No total, e recolhidas em três grandes cancioneiros (o Cancioneiro da Ajuda, o Cancioneiro da Biblioteca Nacional e o Cancioneiro da Biblioteca Vaticana), chegaram até nós cerca de 1680 cantigas profanas ou de corte, pertencentes a três géneros maiores (cantiga de amor, cantiga de amigo e cantiga de escárnio e maldizer), e da autoria de cerca de 187 trovadores e jograis. Da mesma época e ainda em língua galego-portuguesa, são também as Cantigas de Santa Maria, um vasto conjunto de 420 cantigas religiosas, de louvor à Virgem e de narração dos seus milagres, atribuíveis a Afonso X. Tendo em comum com as cantigas profanas a língua e eventualmente espaços semelhantes de produção, as Cantigas de Santa Maria pertencem, no entanto, a um tradição cultural bem distinta, motivo pelo qual não integram a presente base de dados.
2. A Língua
O Galego-Português era a língua falada na faixa ocidental da Península Ibérica até meados do XIV. Derivado do Latim, surgiu progressivamente como uma língua distinta anteriormente ao século IX, no noroeste peninsular. Neste sentido, poderemos dizer que, mais do que designar uma língua, a expressão Galego-Português designa concretamente uma fase dessa evolução, cujo posterior desenvolvimento irá conduzir à diferenciação entre o Galego e o Português atuais. Entre os séculos IX e XIV, no entanto, e com algumas pequenas diferenças entre modos de falar locais, a língua falada ao norte e ao sul do rio Minho era sensivelmente a mesma. E nem mesmo as fronteiras políticas que por meados do século XII se foram desenhando, e que conduziram à formação de um reino português independente ao sul, parecem ter afetado imediatamente esta unidade linguística e cultural, cujas origens remontam à antiga Galiza romano-gótica. Da mesma forma, a extensão do novo reino português até ao extremo sudoeste da Península (que se desenrola, até 1250, ainda no movimento da chamada reconquista cristã), é um processo que pode ser entendido, nesta primeira fase, como um alargamento natural desse espaço linguístico e cultural único. Assim, como escreve Carolina Michaëlis de Vasconcelos, comentando este sentido alargado que dá ao termo Galego-Português: “Tal extensão de sentido justifica-se pela uniformidade da língua desde o extremo da Galiza até ao extremo do Algarve, apenas com algumas variantes provinciais, dentro de um tipo comum; e também pela grande semelhança de modos de viver, sentir, pensar, poetar – uniformidade e semelhança que falam eloquentemente a favor da afinidade primitiva de lusitanos e galaicos”[Vasconcelos: 1904, II, 780].

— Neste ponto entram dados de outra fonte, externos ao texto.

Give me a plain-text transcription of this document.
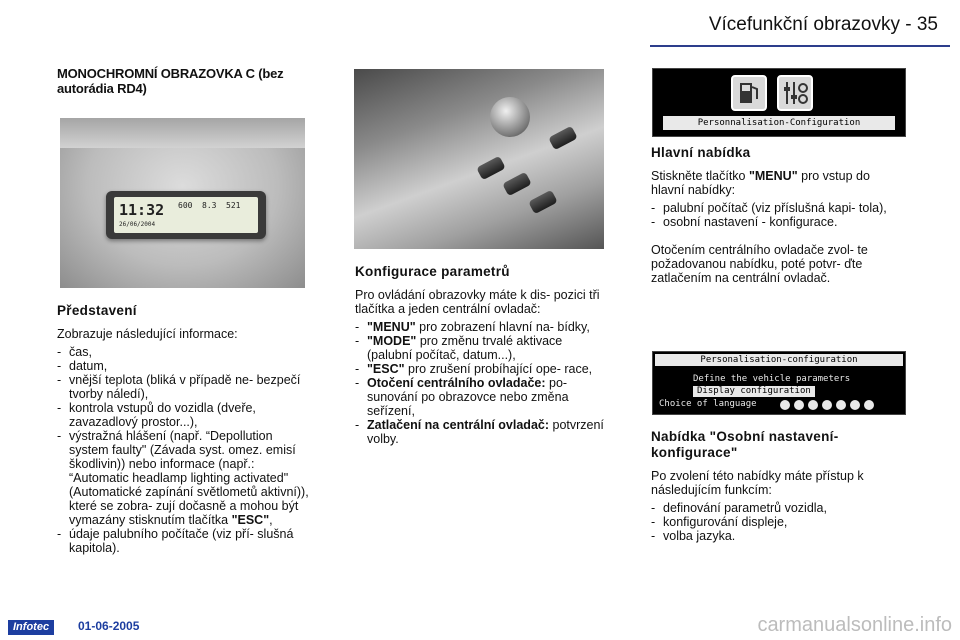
Vícefunkční obrazovky - 35
MONOCHROMNÍ OBRAZOVKA C (bez autorádia RD4)
11:32
26/06/2004
600	8.3	521
Představení

Zobrazuje následující informace:

- čas,
- datum,
- vnější teplota (bliká v případě ne- bezpečí tvorby náledí),
- kontrola vstupů do vozidla (dveře, zavazadlový prostor...),
- výstražná hlášení (např. “Depollution system faulty" (Závada syst. omez. emisí škodlivin)) nebo informace (např.: “Automatic headlamp lighting activated" (Automatické zapínání světlometů aktivní)), které se zobra- zují dočasně a mohou být vymazány stisknutím tlačítka "ESC",
- údaje palubního počítače (viz pří- slušná kapitola).
Konfigurace parametrů

Pro ovládání obrazovky máte k dis- pozici tři tlačítka a jeden centrální ovladač:

- "MENU" pro zobrazení hlavní na- bídky,
- "MODE" pro změnu trvalé aktivace (palubní počítač, datum...),
- "ESC" pro zrušení probíhající ope- race,
- Otočení centrálního ovladače: po- sunování po obrazovce nebo změna seřízení,
- Zatlačení na centrální ovladač: potvrzení volby.
Personnalisation-Configuration
Hlavní nabídka

Stiskněte tlačítko "MENU" pro vstup do hlavní nabídky:

- palubní počítač (viz příslušná kapi- tola),
- osobní nastavení - konfigurace.

Otočením centrálního ovladače zvol- te požadovanou nabídku, poté potvr- ďte zatlačením na centrální ovladač.

Personalisation-configuration
Define the vehicle parameters
Display configuration
Choice of language
Nabídka "Osobní nastavení- konfigurace"

Po zvolení této nabídky máte přístup k následujícím funkcím:

- definování parametrů vozidla,
- konfigurování displeje,
- volba jazyka.
Infotec	01-06-2005	carmanualsonline.info
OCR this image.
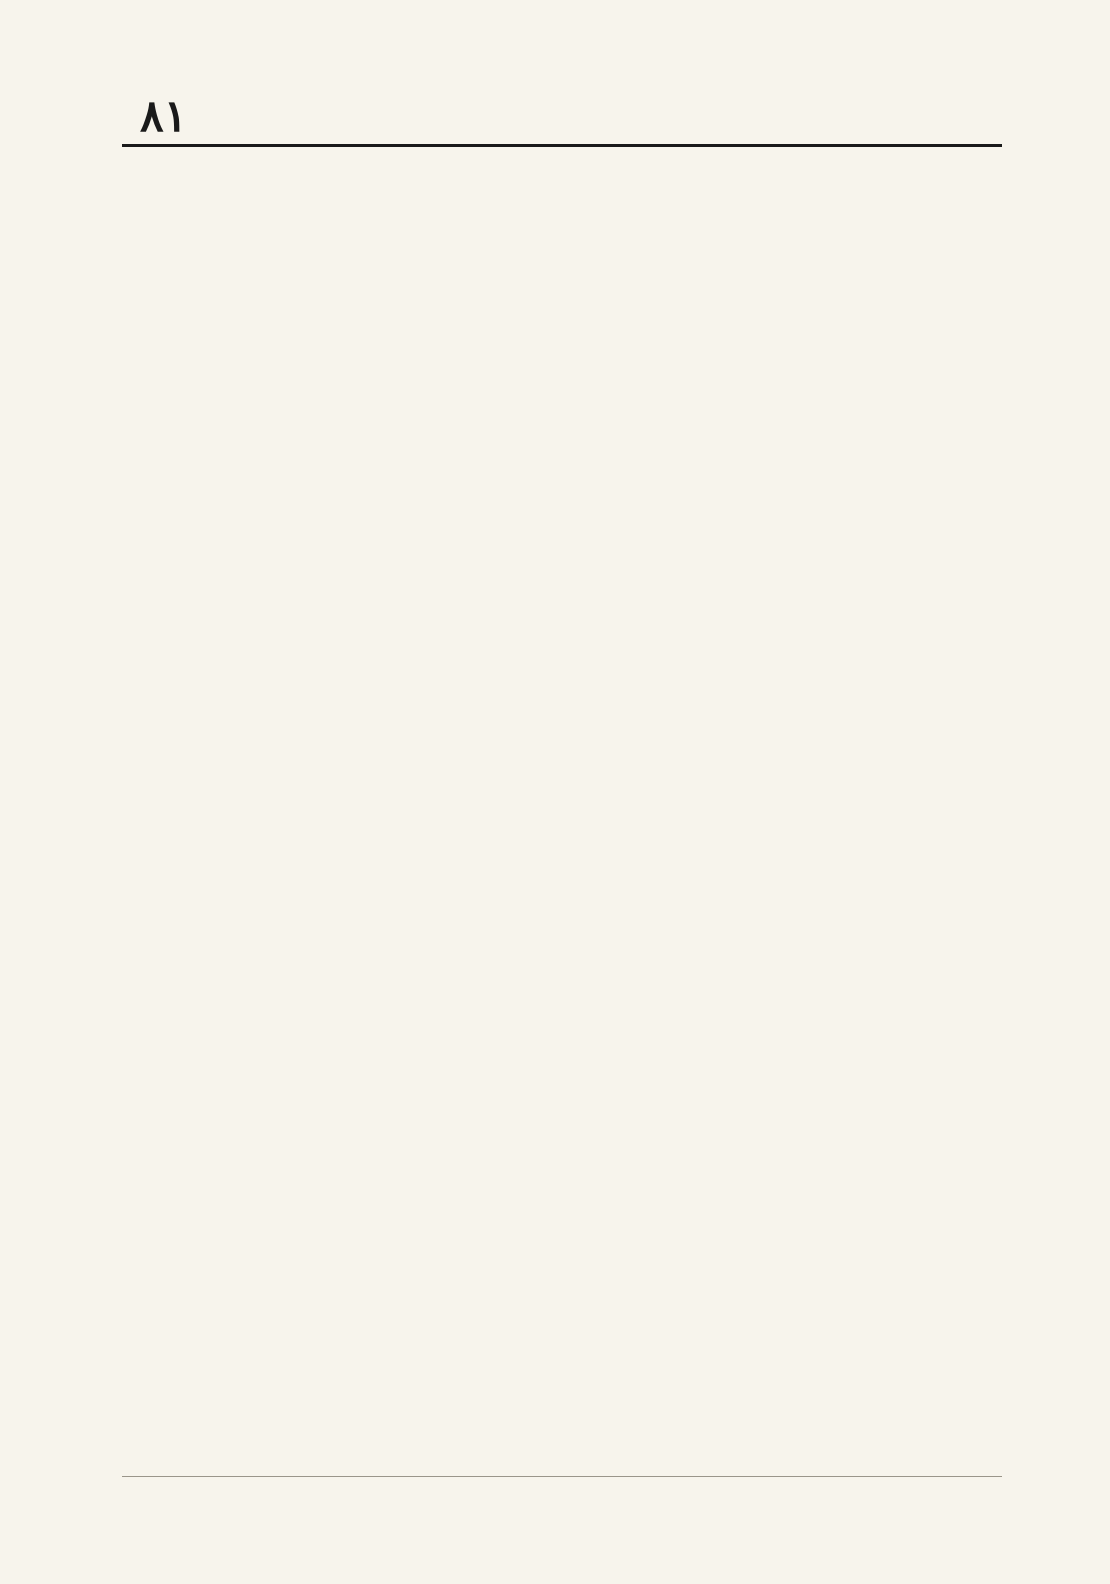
٨١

Na verdade, pode dizer-se que, paralelamente à independência do reino de Portugal, é a progressiva e lenta deslocação do centro político da Hispânia cristã do noroeste galego-leonês para Castela (nomeadamente após a conquista de Toledo em 1085 e, posteriormente, a conquista de Sevilha em 1248) que conduzirá gradualmente à rutura desta unidade, ao potenciar o desenvolvimento das duas línguas que mais imediatamente correspondiam a entidades políticas autónomas, o Português e o Castelhano. A partir desse momento, que poderemos situar, de forma genérica, em meados do século XIV, o Galego-Português deixa de ser uma designação operacional: de facto, e ao mesmo tempo que a Galiza entra culturalmente no período que habitualmente se designa por “séculos escuros”, com um castelhanismo acelerado das suas elites e sem verdadeira produção cultural em língua própria, o Português assume a sua identidade linguística e cultural autónoma, partilhando a partir de então com Castelhano (e, até certa altura, com o Catalão) o espaço cultural ibérico.
O período que medeia entre os séculos X e XIV constitui, pois, a época por excelência do Galego-Português. É, no entanto, a partir de finais do século XII que a língua falada se afirma e desenvolve como língua literária por excelência, num processo que se estende até cerca de 1350, e que, muito embora inclua também manifestações em prosa, alcança a sua mais notável expressão na poesia que um conjunto alargado de trovadores e jograis, galegos, Portugueses, mas também castelhanos e leoneses, nos legou.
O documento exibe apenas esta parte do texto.